Ryanair zapowiedział w piątek redukcję październikowego rozkładu lotów o kolejne 20 proc. Jednocześnie w komunikacie prasowym przewoźnik podaje, że liczba oferowanych przelotów spadnie z 50 proc. do ok. 40 proc. przy porównaniu oferty z październikiem 2019 roku.
Linia lotnicza jednak zapewnia, że wskaźnik wypełnienia samolotów będzie poziomie 70-proc.
Cięcia były konieczne ze względu na spadek rezerwacji. Spadek z kolei wywołały stałe zmiany w ograniczeniach i zasadach podróży w Unii Europejskiej. Przewoźnik tłumaczy, że wprowadzane są z krótkim wyprzedzeniem, co nie wpływa dobrze na popyt.
To już kolejna redukcja rozkładu lotów. Ryanair wcześniej również ściął rozkład na październik o 20 proc.
"W niektórych krajach (zwłaszcza w Irlandii), w których rząd od 1 lipca utrzymuje nadmierne i wadliwe ograniczenia podróży, wskaźniki Covid-19 wzrosły w ostatnich tygodniach do 50 na 100 000 mieszkańców - ponad dwukrotnie więcej niż np. w Niemczech i we Włoszech - gdzie od 1 lipca podróżowanie wewnątrz UE jest dozwolone" - czytamy w komunikacie.
Linia lotnicza oczekuje ujednolicenia planów podróży w UE. Dlatego też Ryanair liczy na plan Komisji Europejskiej, która chce znieść ograniczenia w podróżach wewnątrz unijnych (przy zastrzeżeniu aktualizacji tygodniowych wskaźników przypadków COVID oraz pozytywnych testów według krajów i regionów unijnych).
Ryanair "wzywa do natychmiastowego wdrożenia tego skoordynowanego podejścia przez wszystkie państwa UE, zwłaszcza w Irlandii, aby obywatele UE mogli dokonywać niezbędnych rezerwacji na podróże służbowe i rodzinne, bez obaw o odwołanie lotu i/lub wadliwe ograniczenia jak kwarantanna".
- Jesteśmy rozczarowani redukcją naszego oferowania do poziomu ok. 40 proc. w porównaniu z październikiem zeszłego roku. Niestety zaufanie klientów zostało nadszarpnięte przez złe zarządzanie zasadami podróży lotniczych wprowadzanymi przez rządy poszczególnych krajów, a wielu klientów Ryanaira nie może podróżować w celach biznesowych lub z powodu pilnych spraw rodzinnych bez konieczności poddania się nieskutecznej 14-dniowej kwarantannie - powiedział rzecznik prasowy Ryanaira, cytowany w komunikacie.

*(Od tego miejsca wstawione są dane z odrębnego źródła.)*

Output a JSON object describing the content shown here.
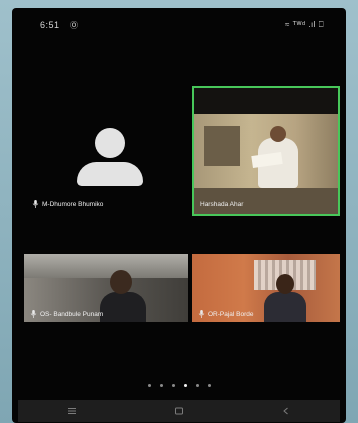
{
  "status_bar": {
    "time": "6:51",
    "left_icon": "Ⓞ",
    "right_text": "≈ ᵀᵂᵈ .ıl ⎕"
  },
  "participants": [
    {
      "name": "M-Dhumore Bhumiko",
      "video": false,
      "active_speaker": false,
      "muted_icon": "mic-icon"
    },
    {
      "name": "Harshada Ahar",
      "video": true,
      "active_speaker": true
    },
    {
      "name": "OS- Bandbule Punam",
      "video": true,
      "active_speaker": false,
      "muted_icon": "mic-icon"
    },
    {
      "name": "OR-Pajal Borde",
      "video": true,
      "active_speaker": false,
      "muted_icon": "mic-icon"
    }
  ],
  "pagination": {
    "total": 6,
    "active_index": 3
  },
  "nav_bar": {
    "buttons": [
      "menu-icon",
      "home-square-icon",
      "back-arrow-icon"
    ]
  },
  "colors": {
    "active_speaker_border": "#48c75a",
    "background": "#050505"
  }
}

- Chociaż jest jeszcze za wcześnie na podjęcie ostatecznych decyzji odnośnie naszego zimowego rozkładu lotów (od listopada do marca), jeśli obecne trendy i złe zarządzanie zasadami podróży lotniczych i normalną działalnością gospodarczą będą się utrzymywać na tym samym poziomie, to podobne ograniczenia oferowania mogą zostać wprowadzone - wyjaśniał rzecznik.